Los brazos de Mohrol estaban teñidos de rojo cuando caminó hacia el khan. Ajeno a todo lo que se estaba ejecutando en su nombre, Ogedai yacía inmóvil, pálido como la muerte. Mohrol meneó la cabeza ligeramente y, con un dedo, marcó las mejillas del khan con una raya roja.

Nadie se atrevió a hablar cuando regresó junto al cadáver de la yegua. Sabían que el sacrificio era algo mágico. Cuando Mohrol se quitó un insecto de la cara de un manotazo, muchos hicieron una señal contra el mal al pensar en los espíritus congregándose como moscas alrededor de la carroña.

Mohrol no parecía desalentado cuando indicó con un asentimiento a los hombres que se llevaran el animal muerto y trajeran el siguiente. Sabía que las yeguas se resistirían al oler la sangre, pero al menos podía evitarles la imagen de un caballo muerto.

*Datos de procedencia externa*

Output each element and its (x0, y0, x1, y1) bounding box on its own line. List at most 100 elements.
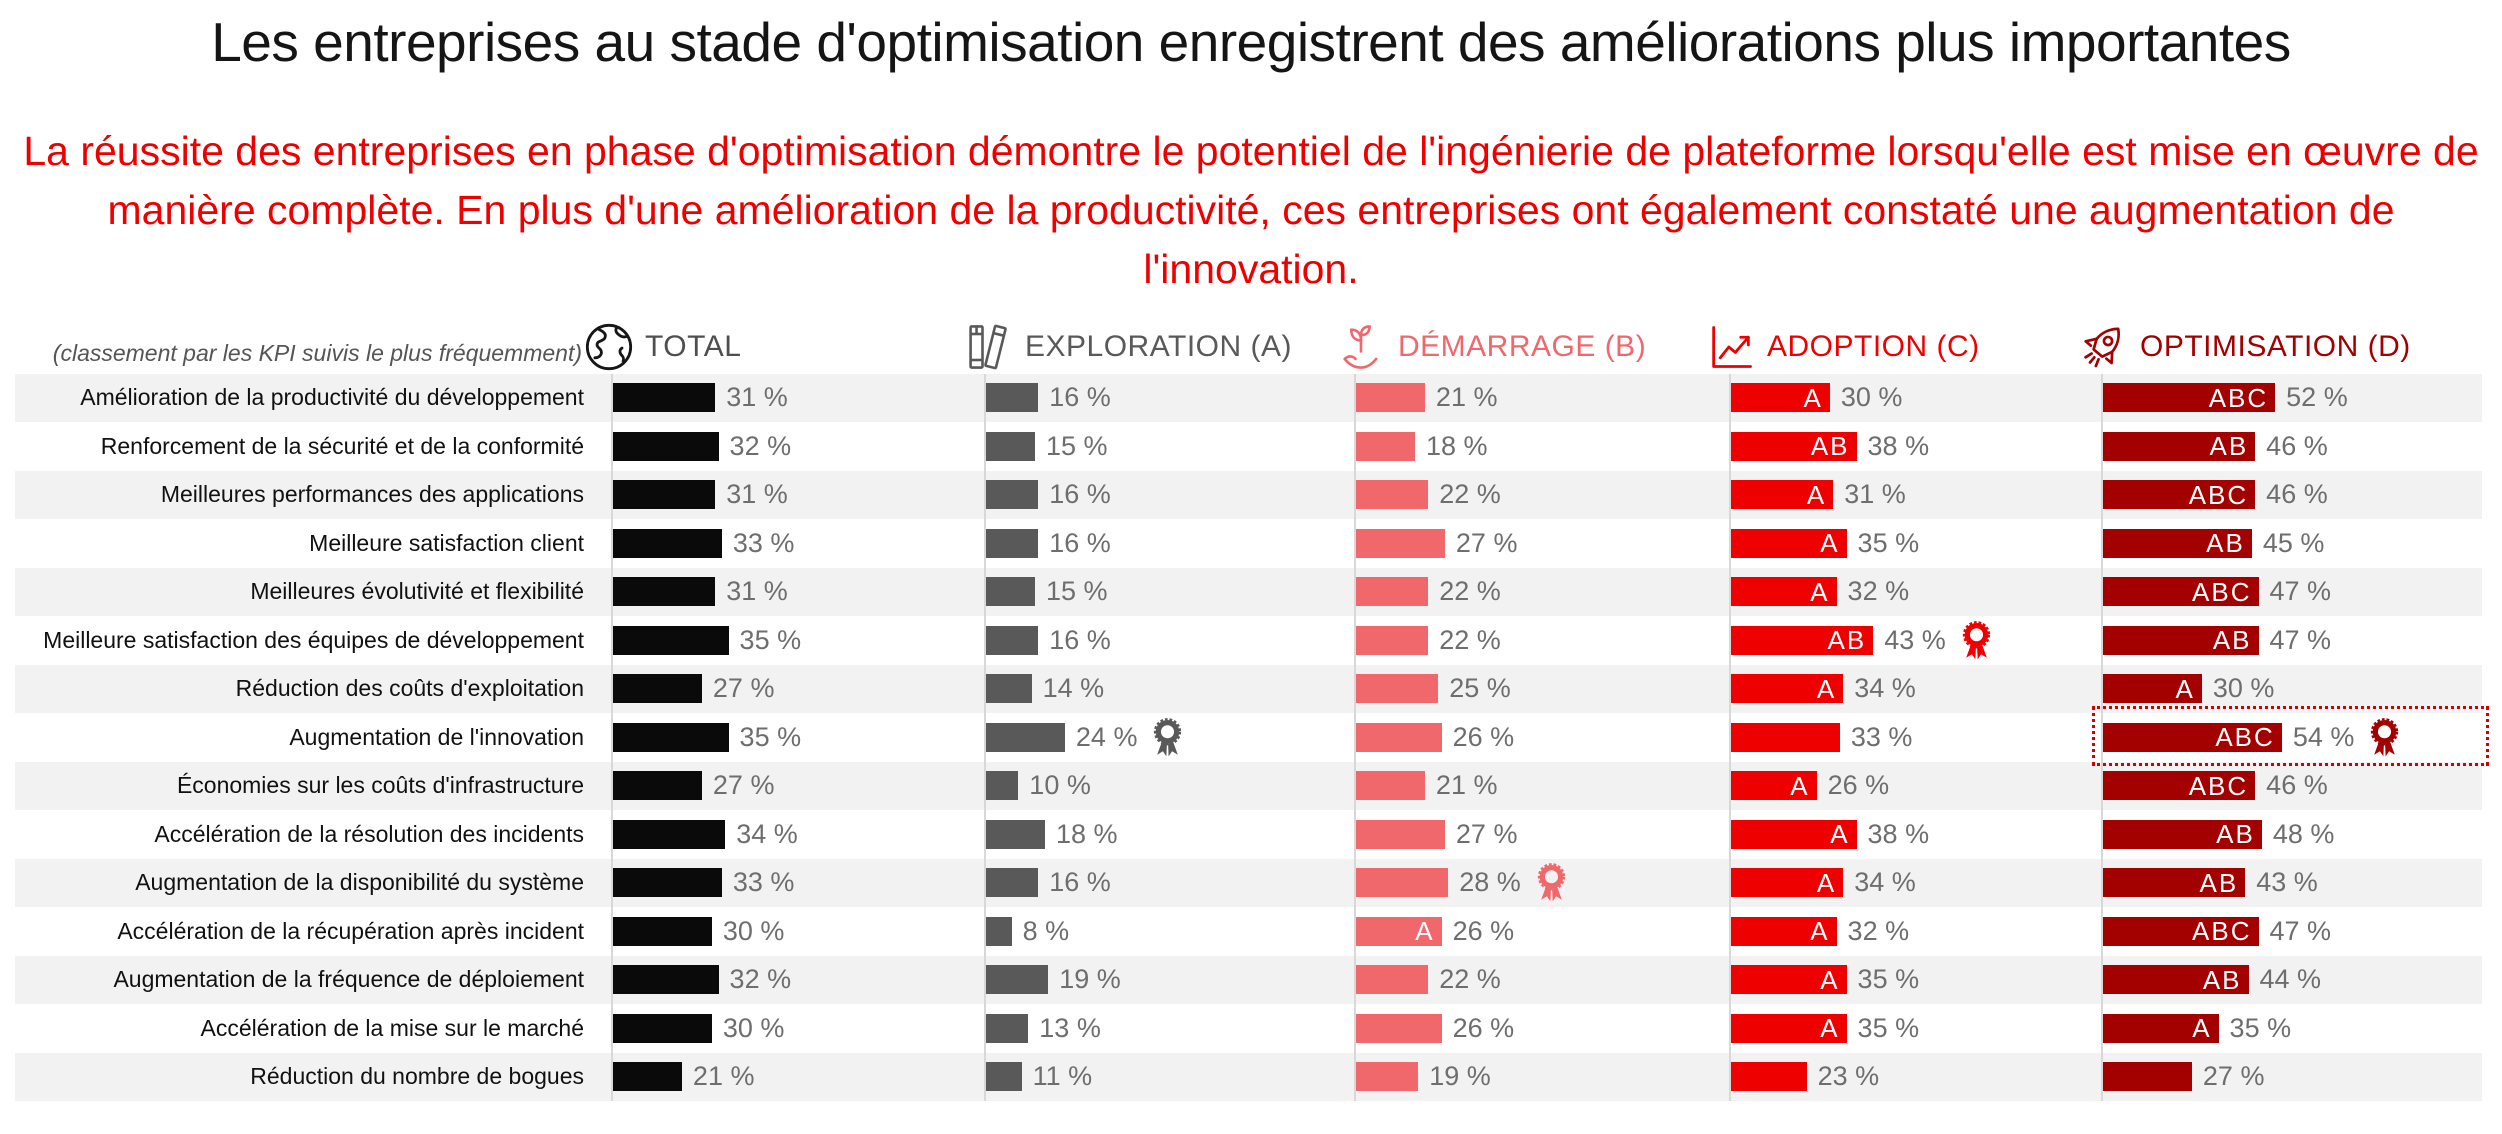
column-header-exploration: EXPLORATION (A) (963, 316, 1292, 378)
table-row: Augmentation de la fréquence de déploiem… (15, 955, 2482, 1005)
bar-adoption: AB (1730, 431, 1857, 462)
bar-optimisation: AB (2102, 431, 2256, 462)
bar-exploration (985, 1013, 1029, 1043)
bar-stage-letters: A (1816, 673, 1837, 704)
bar-value: 11 % (1032, 1061, 1093, 1092)
bar-demarrage (1355, 528, 1445, 558)
bar-total (612, 431, 719, 461)
bar-cell-total: 31 % (612, 374, 788, 423)
bar-exploration (985, 431, 1035, 461)
bar-stage-letters: AB (1810, 431, 1850, 462)
bar-cell-optimisation: ABC 46 % (2102, 471, 2328, 520)
bar-value: 23 % (1817, 1061, 1880, 1092)
bar-optimisation: ABC (2102, 383, 2276, 413)
bar-adoption: A (1730, 965, 1847, 995)
bar-cell-exploration: 18 % (985, 810, 1117, 859)
column-header-label: EXPLORATION (A) (1025, 330, 1292, 363)
row-label: Meilleure satisfaction des équipes de dé… (43, 626, 584, 653)
bar-value: 22 % (1439, 964, 1501, 995)
bar-cell-adoption: A 35 % (1730, 956, 1919, 1005)
bar-total (612, 528, 722, 558)
bar-optimisation: ABC (2102, 722, 2282, 752)
bar-value: 45 % (2262, 527, 2325, 558)
table-row: Accélération de la mise sur le marché 30 … (15, 1004, 2482, 1053)
bar-cell-adoption: A 32 % (1730, 568, 1909, 617)
bar-cell-optimisation: AB 48 % (2102, 810, 2334, 859)
bar-adoption: A (1730, 577, 1837, 607)
bar-demarrage (1355, 1013, 1442, 1043)
bar-total (612, 674, 702, 704)
column-axis-line (984, 373, 986, 1101)
bar-value: 16 % (1049, 624, 1111, 655)
bar-value: 38 % (1867, 818, 1930, 849)
bar-adoption: A (1730, 916, 1837, 946)
bar-stage-letters: A (1803, 382, 1823, 413)
bar-exploration (985, 771, 1019, 801)
bar-value: 33 % (732, 527, 795, 558)
bar-cell-total: 30 % (612, 1004, 784, 1053)
bar-value: 10 % (1029, 770, 1091, 801)
bar-cell-demarrage: 22 % (1355, 568, 1501, 617)
column-header-optimisation: OPTIMISATION (D) (2076, 316, 2411, 378)
bar-stage-letters: A (1820, 1013, 1840, 1044)
award-medal-icon (1537, 863, 1565, 902)
bar-cell-optimisation: A 35 % (2102, 1004, 2291, 1053)
bar-stage-letters: AB (2209, 431, 2249, 462)
bar-cell-demarrage: 27 % (1355, 519, 1517, 568)
bar-stage-letters: A (2192, 1013, 2212, 1044)
bar-cell-adoption: A 35 % (1730, 1004, 1919, 1053)
row-label: Amélioration de la productivité du dével… (80, 384, 584, 411)
bar-optimisation: A (2102, 1013, 2219, 1044)
bar-value: 21 % (1435, 382, 1498, 413)
row-label: Accélération de la mise sur le marché (200, 1014, 585, 1041)
bar-exploration (985, 965, 1049, 995)
bar-stage-letters: A (1830, 819, 1850, 850)
bar-adoption: A (1730, 819, 1857, 850)
column-axis-line (1729, 373, 1731, 1101)
bar-cell-demarrage: 18 % (1355, 422, 1487, 471)
bar-exploration (985, 819, 1045, 849)
bar-value: 31 % (726, 576, 788, 607)
bar-total (612, 771, 702, 801)
bar-cell-demarrage: 22 % (1355, 616, 1501, 665)
bar-stage-letters: AB (2212, 625, 2252, 656)
bar-value: 16 % (1049, 527, 1111, 558)
bar-optimisation: A (2102, 674, 2202, 704)
column-axis-line (611, 373, 613, 1101)
bar-value: 26 % (1452, 1012, 1515, 1043)
bar-value: 15 % (1045, 576, 1108, 607)
subtitle-line-1: La réussite des entreprises en phase d'o… (23, 128, 2479, 174)
bar-stage-letters: AB (2202, 964, 2242, 995)
column-header-total: TOTAL (583, 316, 741, 378)
bar-stage-letters: ABC (2188, 479, 2249, 510)
bar-adoption (1730, 722, 1840, 752)
bar-value: 30 % (1840, 382, 1903, 413)
bar-total (612, 916, 712, 946)
bar-value: 13 % (1039, 1012, 1101, 1043)
bar-total (612, 1013, 712, 1043)
bar-cell-optimisation: AB 44 % (2102, 956, 2321, 1005)
row-label: Réduction des coûts d'exploitation (235, 675, 584, 702)
row-label: Meilleure satisfaction client (309, 529, 584, 556)
bar-stage-letters: AB (2206, 528, 2245, 559)
bar-cell-demarrage: 25 % (1355, 665, 1511, 714)
bar-cell-total: 31 % (612, 568, 788, 617)
bar-cell-optimisation: AB 43 % (2102, 859, 2318, 908)
row-label: Accélération de la résolution des incide… (154, 820, 584, 847)
bar-cell-adoption: A 35 % (1730, 519, 1919, 568)
bar-value: 18 % (1425, 430, 1488, 461)
bar-cell-adoption: AB 38 % (1730, 422, 1929, 471)
bar-cell-optimisation: ABC 54 % (2102, 713, 2401, 762)
bar-demarrage (1355, 965, 1429, 995)
bar-value: 48 % (2272, 818, 2335, 849)
bar-stage-letters: AB (2216, 819, 2255, 850)
column-header-label: TOTAL (645, 330, 742, 363)
bar-value: 34 % (1854, 867, 1916, 898)
bar-exploration (985, 625, 1039, 655)
table-row: Accélération de la résolution des incide… (15, 810, 2482, 859)
award-medal-icon (1962, 620, 1990, 660)
bar-value: 46 % (2266, 479, 2328, 510)
bar-cell-optimisation: AB 45 % (2102, 519, 2324, 568)
bar-value: 30 % (722, 1012, 785, 1043)
table-row: Économies sur les coûts d'infrastructure… (15, 761, 2482, 810)
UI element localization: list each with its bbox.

Una vez más, inició la salmodia que acabaría en el sacrificio. Khasar alejó la vista y muchos de los guerreros se dispersaron para no presenciar cómo se arruinaba aquella riqueza con un cuchillo.

La segunda yegua parecía más tranquila que la anterior, menos briosa. Permitió que la llevaran hasta el chamán, pero después notó algo extraño. En un abrir y cerrar de ojos, fue presa del pánico y relinchaba sin cesar, luchando con todas sus fuerzas para liberar las riendas de la mano del hombre que la sujetaba. Mientras tiraban en direcciones opuestas, el ronzal se rompió y quedó libre. En la oscuridad, chocó contra Tolui, derribándole.

No llegó muy lejos. Los guerreros extendieron los brazos y la arrearon, haciendo que diera media vuelta hasta que lograron ponerle un ronzal nuevo y conducirla otra vez hasta el chamán.

Tolui solo había sufrido unas magulladuras y se puso en pie, sacudiéndose el polvo de la ropa. Vio que Mohrol lo miraba con expresión extraña y se encogió de hombros bajo la mirada del chamán. La salmodia recomenzó y la segunda yegua fue maneada con rapidez, quedando lista para los cuchillos. Sería una noche larga y el amargo olor a sangre era ya muy intenso en el aire.